Unlike some other trees, Balsams begin producing seeds when the trees are around 20 years old, probably because they don’t live that long. They begin to produce regular heavy seed crops at intervals of 2-4 years around the age of 30. The seeds are dispersed by wind during autumn or eaten and defecated by small mammals near the parent tree (80 – 200 feet). Only about half the seeds are viable and then only for one year. Germination can occur on virtually any soil as long as there is adequate moisture, and some protection from the sun.

Spruce budworm is a pest that is responsible for defoliating or killing Balsam firs. This adult moth lays eggs on the needles of trees in July. The following May and June, budworm larvae hatch and feed on the foliage.
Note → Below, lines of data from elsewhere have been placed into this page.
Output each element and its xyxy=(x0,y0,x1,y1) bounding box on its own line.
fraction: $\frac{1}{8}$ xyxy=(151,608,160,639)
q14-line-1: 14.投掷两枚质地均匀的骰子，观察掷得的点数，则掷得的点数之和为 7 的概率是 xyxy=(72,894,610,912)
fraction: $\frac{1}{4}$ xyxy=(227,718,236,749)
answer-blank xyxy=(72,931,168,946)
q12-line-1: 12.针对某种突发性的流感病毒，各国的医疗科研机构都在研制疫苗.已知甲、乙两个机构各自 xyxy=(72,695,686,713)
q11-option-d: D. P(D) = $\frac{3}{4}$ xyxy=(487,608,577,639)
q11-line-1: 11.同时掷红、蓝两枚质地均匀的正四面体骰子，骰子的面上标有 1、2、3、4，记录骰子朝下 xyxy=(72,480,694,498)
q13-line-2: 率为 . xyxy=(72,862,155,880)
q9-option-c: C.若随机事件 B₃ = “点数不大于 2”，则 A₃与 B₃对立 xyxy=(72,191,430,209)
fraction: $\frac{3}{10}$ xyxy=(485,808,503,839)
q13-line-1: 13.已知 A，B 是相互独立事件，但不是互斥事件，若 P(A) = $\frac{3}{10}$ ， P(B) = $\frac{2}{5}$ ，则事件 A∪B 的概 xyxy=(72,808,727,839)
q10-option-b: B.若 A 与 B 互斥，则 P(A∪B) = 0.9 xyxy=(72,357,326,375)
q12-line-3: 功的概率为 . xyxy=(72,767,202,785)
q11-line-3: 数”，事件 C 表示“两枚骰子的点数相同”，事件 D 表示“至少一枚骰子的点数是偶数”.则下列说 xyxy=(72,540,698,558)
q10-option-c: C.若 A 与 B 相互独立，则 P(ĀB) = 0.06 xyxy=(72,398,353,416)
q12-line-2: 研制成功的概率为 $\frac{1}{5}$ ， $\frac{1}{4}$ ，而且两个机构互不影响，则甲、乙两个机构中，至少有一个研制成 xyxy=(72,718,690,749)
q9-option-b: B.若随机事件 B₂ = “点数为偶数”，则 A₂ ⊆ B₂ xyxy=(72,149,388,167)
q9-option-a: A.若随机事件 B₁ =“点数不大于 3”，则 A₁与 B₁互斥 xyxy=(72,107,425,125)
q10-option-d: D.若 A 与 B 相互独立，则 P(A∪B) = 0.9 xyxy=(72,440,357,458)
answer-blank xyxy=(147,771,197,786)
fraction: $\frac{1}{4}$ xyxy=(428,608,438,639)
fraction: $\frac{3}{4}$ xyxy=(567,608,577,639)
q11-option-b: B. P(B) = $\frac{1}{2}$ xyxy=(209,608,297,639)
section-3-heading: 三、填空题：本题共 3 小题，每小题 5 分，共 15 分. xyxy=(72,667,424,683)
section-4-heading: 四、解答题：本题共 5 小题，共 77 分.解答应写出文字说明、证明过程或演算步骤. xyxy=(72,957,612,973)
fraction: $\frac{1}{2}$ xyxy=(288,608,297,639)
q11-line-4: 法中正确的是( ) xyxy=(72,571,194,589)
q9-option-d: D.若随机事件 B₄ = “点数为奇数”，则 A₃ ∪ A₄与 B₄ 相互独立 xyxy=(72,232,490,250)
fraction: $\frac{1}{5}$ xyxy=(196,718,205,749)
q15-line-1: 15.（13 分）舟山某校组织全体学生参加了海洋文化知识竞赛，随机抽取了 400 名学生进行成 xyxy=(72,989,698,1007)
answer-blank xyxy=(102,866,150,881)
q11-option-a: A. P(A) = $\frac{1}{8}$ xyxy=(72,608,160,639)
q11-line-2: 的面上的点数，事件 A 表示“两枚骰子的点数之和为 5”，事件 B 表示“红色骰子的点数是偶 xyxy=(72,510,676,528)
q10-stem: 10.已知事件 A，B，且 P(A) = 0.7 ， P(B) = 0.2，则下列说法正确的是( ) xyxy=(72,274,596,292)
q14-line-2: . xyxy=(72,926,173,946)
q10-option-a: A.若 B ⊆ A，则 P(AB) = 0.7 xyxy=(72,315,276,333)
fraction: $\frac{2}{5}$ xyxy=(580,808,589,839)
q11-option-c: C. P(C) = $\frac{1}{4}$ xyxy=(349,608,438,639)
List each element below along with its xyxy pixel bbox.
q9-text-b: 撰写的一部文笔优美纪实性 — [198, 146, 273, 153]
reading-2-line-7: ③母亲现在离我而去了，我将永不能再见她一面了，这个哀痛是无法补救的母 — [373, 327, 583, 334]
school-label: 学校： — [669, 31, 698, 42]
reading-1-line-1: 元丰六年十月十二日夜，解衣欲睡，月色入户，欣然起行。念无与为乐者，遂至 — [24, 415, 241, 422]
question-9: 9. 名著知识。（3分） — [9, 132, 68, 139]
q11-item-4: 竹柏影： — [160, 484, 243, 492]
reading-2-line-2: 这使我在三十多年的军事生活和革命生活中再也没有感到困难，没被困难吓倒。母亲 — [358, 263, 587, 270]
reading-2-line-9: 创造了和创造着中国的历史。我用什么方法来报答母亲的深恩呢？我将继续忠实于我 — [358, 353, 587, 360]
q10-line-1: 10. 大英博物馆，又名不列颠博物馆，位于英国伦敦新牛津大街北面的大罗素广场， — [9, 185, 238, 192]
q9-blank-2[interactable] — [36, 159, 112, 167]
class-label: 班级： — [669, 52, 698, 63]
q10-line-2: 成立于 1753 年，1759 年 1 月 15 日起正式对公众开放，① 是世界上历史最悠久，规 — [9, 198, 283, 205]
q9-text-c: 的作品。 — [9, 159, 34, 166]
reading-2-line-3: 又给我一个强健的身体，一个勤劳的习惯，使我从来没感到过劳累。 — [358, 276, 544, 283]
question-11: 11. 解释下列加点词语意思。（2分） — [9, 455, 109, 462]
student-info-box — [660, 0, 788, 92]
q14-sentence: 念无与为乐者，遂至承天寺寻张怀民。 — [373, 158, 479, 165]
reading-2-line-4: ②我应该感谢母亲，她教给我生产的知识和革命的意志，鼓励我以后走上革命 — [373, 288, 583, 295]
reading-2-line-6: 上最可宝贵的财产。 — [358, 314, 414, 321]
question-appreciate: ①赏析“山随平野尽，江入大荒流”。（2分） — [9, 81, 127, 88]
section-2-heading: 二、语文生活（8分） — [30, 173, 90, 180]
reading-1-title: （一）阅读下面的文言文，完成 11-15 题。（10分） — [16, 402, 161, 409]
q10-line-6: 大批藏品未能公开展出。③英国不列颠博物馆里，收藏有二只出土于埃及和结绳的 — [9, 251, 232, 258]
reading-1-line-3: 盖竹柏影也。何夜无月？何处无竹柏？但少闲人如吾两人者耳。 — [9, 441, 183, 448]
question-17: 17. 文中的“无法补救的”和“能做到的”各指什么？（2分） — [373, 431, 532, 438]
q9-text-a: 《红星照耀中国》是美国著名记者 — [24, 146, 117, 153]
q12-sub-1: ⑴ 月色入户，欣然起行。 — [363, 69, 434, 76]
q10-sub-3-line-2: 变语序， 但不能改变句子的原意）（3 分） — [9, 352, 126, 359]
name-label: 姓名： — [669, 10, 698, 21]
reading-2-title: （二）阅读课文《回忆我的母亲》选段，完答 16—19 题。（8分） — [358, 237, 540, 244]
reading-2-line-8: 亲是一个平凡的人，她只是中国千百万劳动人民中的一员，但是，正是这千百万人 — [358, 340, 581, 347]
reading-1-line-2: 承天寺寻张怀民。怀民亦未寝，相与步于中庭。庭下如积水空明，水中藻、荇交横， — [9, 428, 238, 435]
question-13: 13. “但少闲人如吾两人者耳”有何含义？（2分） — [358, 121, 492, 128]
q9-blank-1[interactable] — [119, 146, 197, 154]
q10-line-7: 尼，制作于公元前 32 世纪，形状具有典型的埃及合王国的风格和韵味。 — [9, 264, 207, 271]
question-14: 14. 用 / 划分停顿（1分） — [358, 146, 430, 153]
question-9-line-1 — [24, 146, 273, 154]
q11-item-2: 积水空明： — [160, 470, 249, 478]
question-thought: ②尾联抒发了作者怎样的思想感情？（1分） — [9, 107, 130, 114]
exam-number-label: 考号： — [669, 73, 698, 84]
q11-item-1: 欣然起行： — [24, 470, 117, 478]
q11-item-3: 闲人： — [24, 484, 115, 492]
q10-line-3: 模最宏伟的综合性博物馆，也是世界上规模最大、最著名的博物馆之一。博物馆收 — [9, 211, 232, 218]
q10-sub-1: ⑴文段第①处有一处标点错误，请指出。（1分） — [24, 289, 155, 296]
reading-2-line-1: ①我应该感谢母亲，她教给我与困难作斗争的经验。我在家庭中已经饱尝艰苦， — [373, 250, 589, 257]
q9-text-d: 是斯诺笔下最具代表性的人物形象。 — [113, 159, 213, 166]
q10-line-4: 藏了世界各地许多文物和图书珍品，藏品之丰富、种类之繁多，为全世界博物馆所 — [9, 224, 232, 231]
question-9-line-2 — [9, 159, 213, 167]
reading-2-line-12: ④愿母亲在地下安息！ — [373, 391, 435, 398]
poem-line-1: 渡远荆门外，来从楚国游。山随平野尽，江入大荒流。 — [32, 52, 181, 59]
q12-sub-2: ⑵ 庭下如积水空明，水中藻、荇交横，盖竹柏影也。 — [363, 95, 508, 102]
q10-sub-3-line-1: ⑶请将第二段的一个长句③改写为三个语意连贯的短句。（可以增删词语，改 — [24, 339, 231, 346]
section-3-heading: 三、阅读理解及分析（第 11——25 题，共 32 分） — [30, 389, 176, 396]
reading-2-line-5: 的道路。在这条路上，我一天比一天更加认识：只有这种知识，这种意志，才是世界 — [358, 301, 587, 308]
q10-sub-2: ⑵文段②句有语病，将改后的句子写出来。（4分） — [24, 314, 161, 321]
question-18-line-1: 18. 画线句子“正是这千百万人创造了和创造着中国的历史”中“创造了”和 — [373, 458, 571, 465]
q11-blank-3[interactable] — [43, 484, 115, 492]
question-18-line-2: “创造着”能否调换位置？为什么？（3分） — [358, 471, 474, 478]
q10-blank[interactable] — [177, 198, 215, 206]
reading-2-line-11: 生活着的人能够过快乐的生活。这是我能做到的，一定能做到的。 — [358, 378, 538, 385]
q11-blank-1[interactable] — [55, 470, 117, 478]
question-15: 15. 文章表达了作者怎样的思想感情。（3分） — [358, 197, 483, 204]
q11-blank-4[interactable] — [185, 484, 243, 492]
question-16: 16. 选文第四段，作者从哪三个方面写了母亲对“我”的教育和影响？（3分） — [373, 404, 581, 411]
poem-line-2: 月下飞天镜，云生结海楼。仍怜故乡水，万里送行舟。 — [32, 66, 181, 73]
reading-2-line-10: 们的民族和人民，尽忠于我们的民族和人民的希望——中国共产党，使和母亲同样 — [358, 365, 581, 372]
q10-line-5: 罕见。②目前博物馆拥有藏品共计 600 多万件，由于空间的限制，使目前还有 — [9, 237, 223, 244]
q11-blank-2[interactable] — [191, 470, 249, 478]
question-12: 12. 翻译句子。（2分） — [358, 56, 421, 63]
Repeated years of defoliation from this pest can ultimately lead to the death of the trees.  Symptoms include top-kill of the upper portion of the tree and browning of partially eaten needles. 

 Balsam Woolly Adelgid (BWA) is another pest that attacks the stems, twigs and buds of all true firs and can kill trees in as little as three years. “Gouting” is a symptom of BWA attack that appears as a stunting of the terminal growth and distinct swellings around the buds and branch nodes.  Other symptoms are moderately severe dieback of the needles starting at the crown of these very special trees that provide shelter and food for so many animals and birds.I don’t know anyone else beside myself who tips her own Balsam greens these days, but when I was young many folks did. There is something about the process of returning to the forest to gather boughs that puts the gatherer in a special relationship with the trees and the forest that contains them.